When personas identify everyone, it is because some products are better defined by customer goals than the customers they serve by considering situations and motivations over roles attributes.

This was put together hastily, but let’s consider segmentation criteria based on unmet needs, for example:

  • Efficiency & Time-Saving: Riders want to reach their destinations quickly and efficiently.
    • Unmet Need: Current transit options may be slow, unreliable, or not direct, leading to longer commute times.
    • Segments: Commuters, students, and transit-dependent.
  • Convenience: Riders want easy access to transit options without lengthy walks or complicated transfers.
    • Unmet Need: Lack of conveniently located stops, stations, or routes.
    • Segments: Elderly riders, riders with disabilities, riders with children.
  • Affordability: Affordable transit options for various income levels.
    • Unmet Need: Current fare structures might need to be more affordable for some population segments.
    • Segments: Low-income riders, unemployed individuals, and students.
  • Comfort & Safety: Comfortable and safe riding experiences.
    • Unmet Need: Overcrowded, unclean, or unsafe transit vehicles and stations.
    • Segments: Elderly individuals, parents with young children.
  • Accessibility: Transit options that are accessible to individuals with various physical abilities.
    • Unmet Need: Stations, stops, or vehicles that are not easily accessible for individuals with disabilities.
    • Segments: Riders with disabilities, elderly riders.

Customer goal segments tend to be enduring; as such, an innovative achievement for a transit tech team is one that significantly moves the dial for an entire segment, as it has the most potential to increase ridership.

Agency and Rider Alignment

A surprising aspect of JTBD is that customers can describe the metrics they use to measure success when trying to achieve their goals, and these metrics can become the KPIs that drive the transit agency.

Transit tech metrics can be misleading when they only focus on apps or websites, not their broader impact on public transit utilization.
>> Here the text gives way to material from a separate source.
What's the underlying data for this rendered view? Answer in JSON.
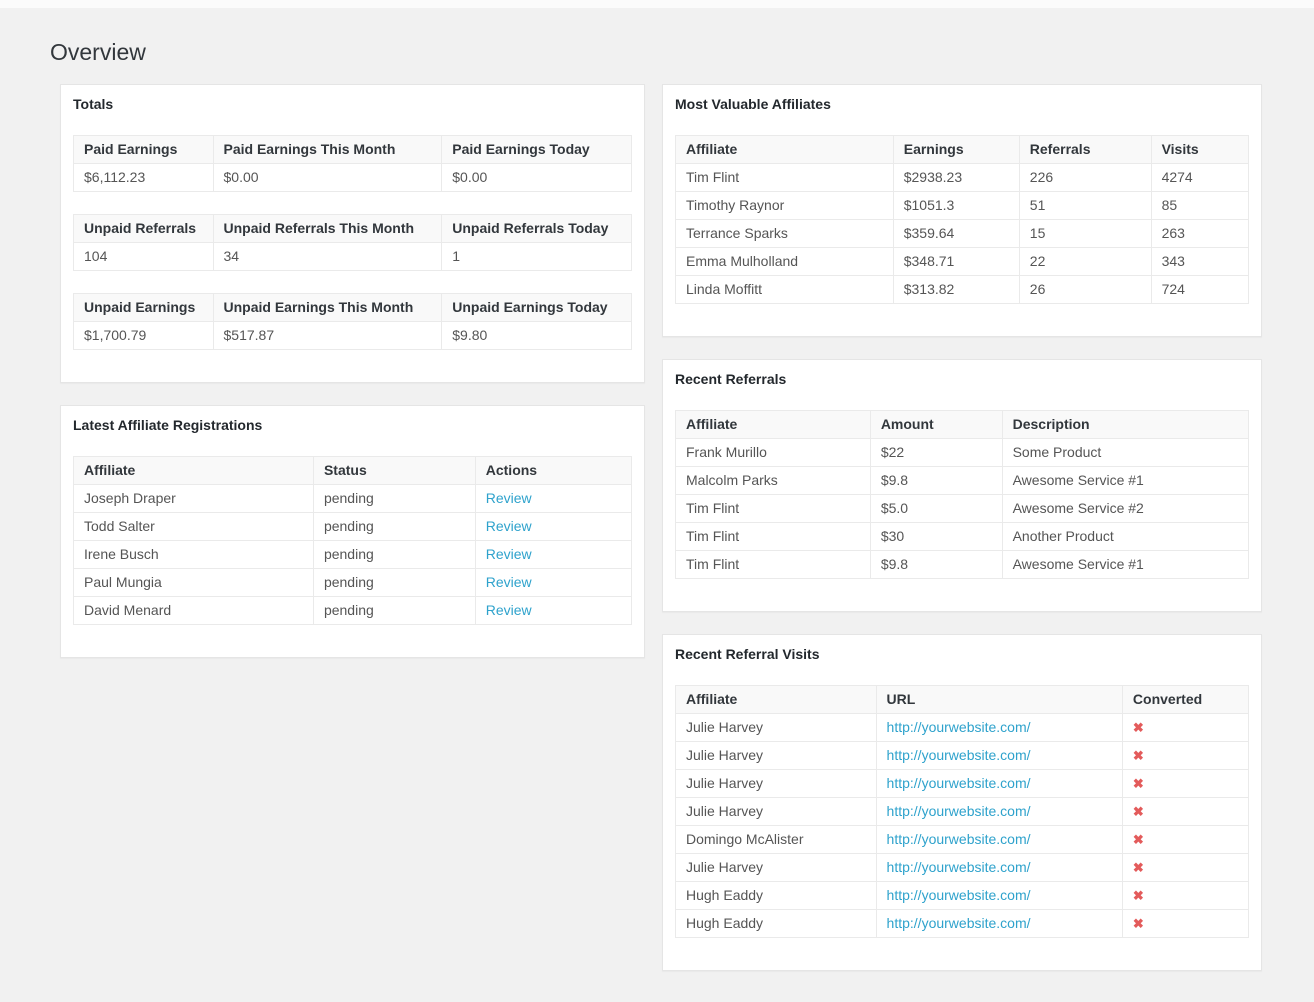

By contrast, let’s consider the Uber app. While an Uber rider's primary job is traveling, the Uber app is the product that mediates many aspects of that experience, and it is significant when a user adds or removes the app as it definitely means that Uber has lost or gained a customer. If someone removes an agency app, it is possible that they are so satisfied with transit service that they found the app was just taking up space on their phone. This same person could even be a transit promoter encouraging others in their community to use public transit. It’s not as clear.
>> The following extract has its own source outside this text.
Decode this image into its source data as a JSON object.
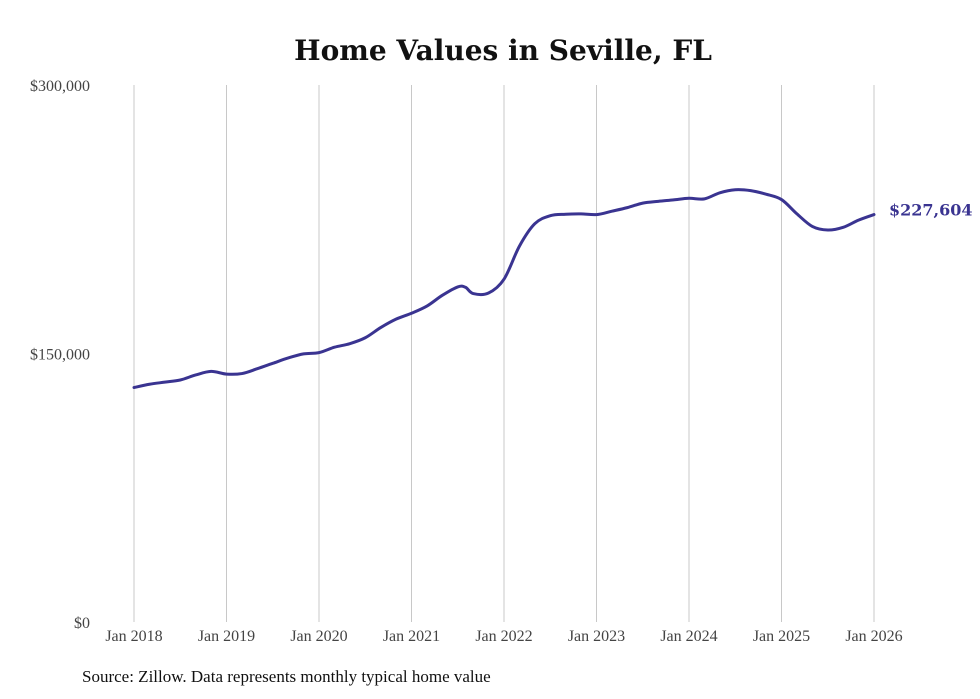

We see similar unclear data on multi-modal transit agency websites that operate commuter rail services. Commuter rail schedule pages get far more views than most other pages, even if those other pages are for modes with significantly more utilization. What does this mean? Is commuter rail trending? This appears to be driven by commuter rail service being infrequent with high schedule adherence, so a webpage with schedules is inherently more useful to that rider population. On the other hand, there are less compelling reasons to go to a website about a mode operating frequent service. You can show up; you probably won’t be waiting long. What do page view comparisons between different modes tell agencies? Perhaps nothing.

On transit tech teams, leaders have a firm grasp on the metrics associated with their products but less clarity on how they feed into the adoption or abandonment of transit service.

From the rider to the CEO, being truly rider-led gets everyone working towards ensuring that public transit stays and increases its vitality in society.